The Paper, in essence, is CyWorld's blog and content syndication service. Paper gives you a blog authoring tool so you can publish your "Paper", i.e. a blog entry. The authoring can also be done from your own minihompy as well as from a typical weblog interface. When you publish your Paper entry, it gets updated and delivered to all subscribers via RSS. (Subscribing to a Paper is just one-click away.)

Content can also be syndicated to form a group page, called "PaperZine" (the term apparently comes from "Paper" + "Magazine".) Below is a sample PaperZine called "Leaders are Readers" -- each author writes book reviews on his/her blog or minihompy ("the edge"), not having to go to and log into a specific site ("the center"), and yet when syndicated out, those individual reviews together form a powerful archive of book reviews. Edge production meets collective intelligence.

Cyworld Paperzine

The Paper service is especially powerful because it's seamlessly connected with mini hompies. With over 17 million users, minihompy service is churning out fresh content every minute, if not second. Paper is based on open platform (blog and RSS) and is a great way to utilize and syndicate the outpouring content from mini hompies.

2. Town

Cyworld Town is a minihompy-based service targetted for SOHOs and other e-commerce shops. Blogs, when properly used, can be a great vehicle for promoting and selling products. For example, products can be described in a much more friendly and people-centric manner. This is what the Cyworld Town is trying to capitalize on.

Cyworld Town

The fact that Cyworld named this service "Town" suggests they might have had local e-commerce market in mind. IMHO, Cyworld Town will become much more interesting if Cyworld adds more Web 2.0 features, such as tag based syndication (Edgeio) or smart indexing/aggregation (Vast), product recommendation by minihompy owners (like MyPickList.com), or mashup with map services like this (via Richard MacManus) so users can have something like Judy's book.

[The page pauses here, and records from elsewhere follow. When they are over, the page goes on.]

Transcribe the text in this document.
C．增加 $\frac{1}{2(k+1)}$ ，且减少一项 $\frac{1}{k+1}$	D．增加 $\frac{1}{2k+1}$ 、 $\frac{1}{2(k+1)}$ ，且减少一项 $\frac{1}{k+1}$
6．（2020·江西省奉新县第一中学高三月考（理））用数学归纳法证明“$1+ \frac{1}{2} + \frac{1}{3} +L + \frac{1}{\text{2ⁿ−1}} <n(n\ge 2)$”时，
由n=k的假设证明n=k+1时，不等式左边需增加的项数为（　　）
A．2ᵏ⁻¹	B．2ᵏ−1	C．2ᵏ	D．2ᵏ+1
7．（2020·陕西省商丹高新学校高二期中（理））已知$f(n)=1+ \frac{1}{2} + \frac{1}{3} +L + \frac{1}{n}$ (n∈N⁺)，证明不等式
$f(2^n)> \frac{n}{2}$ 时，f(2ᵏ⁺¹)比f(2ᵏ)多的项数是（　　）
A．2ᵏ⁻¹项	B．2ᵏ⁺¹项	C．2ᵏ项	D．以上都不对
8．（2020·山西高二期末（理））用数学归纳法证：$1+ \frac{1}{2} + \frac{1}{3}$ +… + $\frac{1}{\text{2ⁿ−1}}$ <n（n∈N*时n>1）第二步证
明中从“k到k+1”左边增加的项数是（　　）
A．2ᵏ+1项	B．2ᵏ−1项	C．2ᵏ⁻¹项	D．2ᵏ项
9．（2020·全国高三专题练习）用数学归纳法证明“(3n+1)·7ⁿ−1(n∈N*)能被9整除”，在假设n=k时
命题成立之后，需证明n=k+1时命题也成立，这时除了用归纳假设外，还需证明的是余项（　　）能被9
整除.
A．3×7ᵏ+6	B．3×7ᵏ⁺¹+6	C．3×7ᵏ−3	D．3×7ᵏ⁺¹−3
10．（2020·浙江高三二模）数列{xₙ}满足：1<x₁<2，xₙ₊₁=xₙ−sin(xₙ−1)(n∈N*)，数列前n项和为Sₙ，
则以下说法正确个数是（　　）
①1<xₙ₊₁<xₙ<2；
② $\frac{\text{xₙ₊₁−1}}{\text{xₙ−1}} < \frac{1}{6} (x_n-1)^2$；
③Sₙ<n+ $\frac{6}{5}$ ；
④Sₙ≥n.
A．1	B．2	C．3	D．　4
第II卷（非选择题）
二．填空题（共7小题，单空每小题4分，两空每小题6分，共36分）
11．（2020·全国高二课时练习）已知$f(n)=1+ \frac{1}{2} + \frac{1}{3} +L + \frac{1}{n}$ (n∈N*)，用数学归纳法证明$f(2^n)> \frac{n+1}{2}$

3. Club, Mini Ring, TeamPlay

Cyworld is a social networking service in its core and therefore supports various social networking features.

For starters, Cyworld offers the Club service, which helps minihompy users form groups. Club members can make use of various features of TeamPlay to effectively extend their online community into offline. TeamPlay offers features such as group scheduling and messaging, composing and sharing post-meeting notes, etc.

Mini Ring forms groups based on shared interests -- like
43things.com does. From the latest list of Mini Ring tags, I found this: "Those who don't divide Ramen into two pieces before cooking it." 

Mini ring tags

I didn't go into all the details here, but Cyworld is definitely becoming more Web 2.0-ish and is accordingly getting more interesting.

It's reported that folks at Cyworld are busy launching the service outside of Korea as well. US and Europe will see their versions of Cyworld pretty soon. In fact the guy who's been spearheading the Cyworld US development happens to be my college buddy so I'll perhaps twist his arms and get some interesting inside stories out of him -- Of course I know until all things become public he'll stay tight-lipped.

PS. As of this writing, I'm getting a news that CyWorld is launching an online auction service. Beware, Ebay!